Heavenly-looking children fell in love with the two Muslim men who stayed with them, and with each other. Few of the Afghan refugees were very close. That was especially true for the youngest daughter of the refugee family who helped host their Thanksgiving dinner. She and her siblings were kind to this refugee family that year. A young girl, Roshan, played piano for the refugees with a scarf wrapped around her head. Several said they recognized Roshan from the emergency shelter where she had been staying. “The refugee community is growing,” Roshan’s mother, Deen, said. “In the past it has been a good community.”
Nearly all of the Afghan refugees have known violence or discrimination in their home country. In America, they said, there are no prejudices against Muslims. They came to this country to seek a better life and a better future for their children. Throughout this time of year, they try to remember their values and never give up on their American dreams.
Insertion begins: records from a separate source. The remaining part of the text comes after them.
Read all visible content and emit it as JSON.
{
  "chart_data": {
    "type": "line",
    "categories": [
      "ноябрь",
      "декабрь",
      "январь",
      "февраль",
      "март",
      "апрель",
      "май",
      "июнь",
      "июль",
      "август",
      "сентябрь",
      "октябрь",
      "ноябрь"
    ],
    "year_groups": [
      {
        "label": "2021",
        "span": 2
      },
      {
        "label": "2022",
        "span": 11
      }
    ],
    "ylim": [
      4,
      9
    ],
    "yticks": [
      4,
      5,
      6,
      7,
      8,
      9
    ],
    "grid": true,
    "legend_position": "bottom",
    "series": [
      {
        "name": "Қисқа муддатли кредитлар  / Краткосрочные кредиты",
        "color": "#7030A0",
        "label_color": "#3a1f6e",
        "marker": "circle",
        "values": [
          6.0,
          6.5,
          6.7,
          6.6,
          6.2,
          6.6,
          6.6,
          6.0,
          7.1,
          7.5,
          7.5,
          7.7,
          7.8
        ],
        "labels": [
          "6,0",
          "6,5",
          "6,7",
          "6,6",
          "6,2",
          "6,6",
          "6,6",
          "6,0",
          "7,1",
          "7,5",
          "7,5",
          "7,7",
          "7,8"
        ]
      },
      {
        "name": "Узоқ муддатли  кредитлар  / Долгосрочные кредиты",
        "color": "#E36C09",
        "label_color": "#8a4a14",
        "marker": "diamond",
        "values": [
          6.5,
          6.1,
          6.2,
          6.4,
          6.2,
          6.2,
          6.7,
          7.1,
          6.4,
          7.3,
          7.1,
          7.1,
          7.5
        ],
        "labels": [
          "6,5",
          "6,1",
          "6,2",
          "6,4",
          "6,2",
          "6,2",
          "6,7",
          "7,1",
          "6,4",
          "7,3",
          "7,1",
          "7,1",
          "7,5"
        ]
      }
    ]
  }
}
The families enjoyed a traditional Thanksgiving dinner, surrounded by family, in a new home. The children sat on the floor and the youngest learned to play the piano. They enjoyed a meal as close to the kind of Thanksgiving dinner they had in their home country.
The newness of a holiday meal aside, the families had agreed on a few things going into this Christmas weekend meal. Holiday cards were handed out to family members, and those serving the meal put out dishes of the holiday table’s customary foods. As they shared their family traditions, they said, it was often hard to truly express a year of those traditions but at least they had begun and it was a step forward.